Asturias es una de las autonomías donde la degradación política alcanza niveles inimaginables. Una corrupción pueblerina, pálida, sin sol, pero eficiente para aguantar en tiempos tan duros. Un tejido mafioso que no necesita matar a nadie, porque sólo se mata cuando surge la competencia y peligra el negocio. En Asturias no peligra nada salvo caer en la ruina de no tener subvención. El Partido Popular se presenta a las elecciones en la conciencia segura de que va a perder y, de pronto, les aparece el candidato Álvarez-Cascos. Un tipo duro, correoso, un profesional. De quién y cómo Cascos llegó a la operación de aspirar a presidente de la comunidad asturiana es otro tema, que bien merecería un análisis, pero ahora estamos en algo obvio. Sin Cascos el PP perderá irremisiblemente en Asturias, y sin embargo es la cúpula del propio partido asturiano la que considera peligroso para el mantenimiento del statu quo la posibilidad de que un candidato de su partido gane las elecciones.
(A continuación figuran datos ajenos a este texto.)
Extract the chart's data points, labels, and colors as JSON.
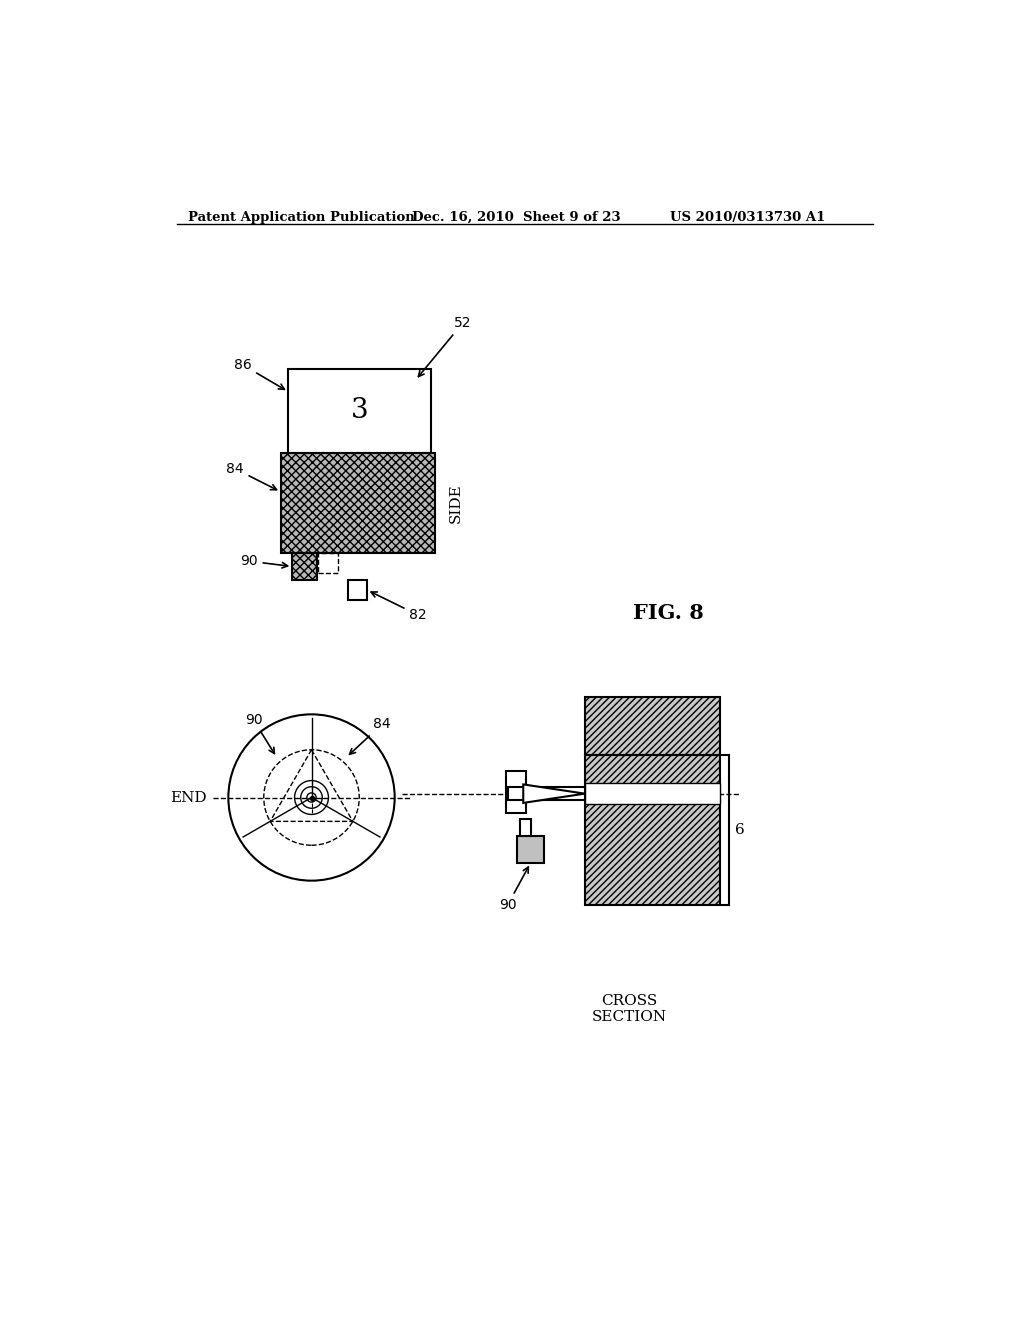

No es único. En Valencia la cúpula del Partido Socialista ha rechazado la posibilidad de que compitieran en elecciones primarias el candidato oficial Jorge Alarte, que no tiene ninguna posibilidad de ganar al PP de Camps en elección alguna, incluidas las de sociedades falleras, y Antoni Asunción, que al menos ofrecía la posibilidad de ponérselo difícil. El aparato del partido decide impedir unas primarias en Valencia, con la connivencia del PSOE central, y asumir que le es menos engorroso dar cumplimiento a la tranquilidad de los dirigentes valencianos enquistados en la derrota que tratar de plantar cara al Partido Popular.

Eso no es otra cosa que una variante más de la hegemonía reaccionaria que nos ha tocado vivir. El más terrible de los refranes castellanos: más vale malo conocido que bueno por conocer.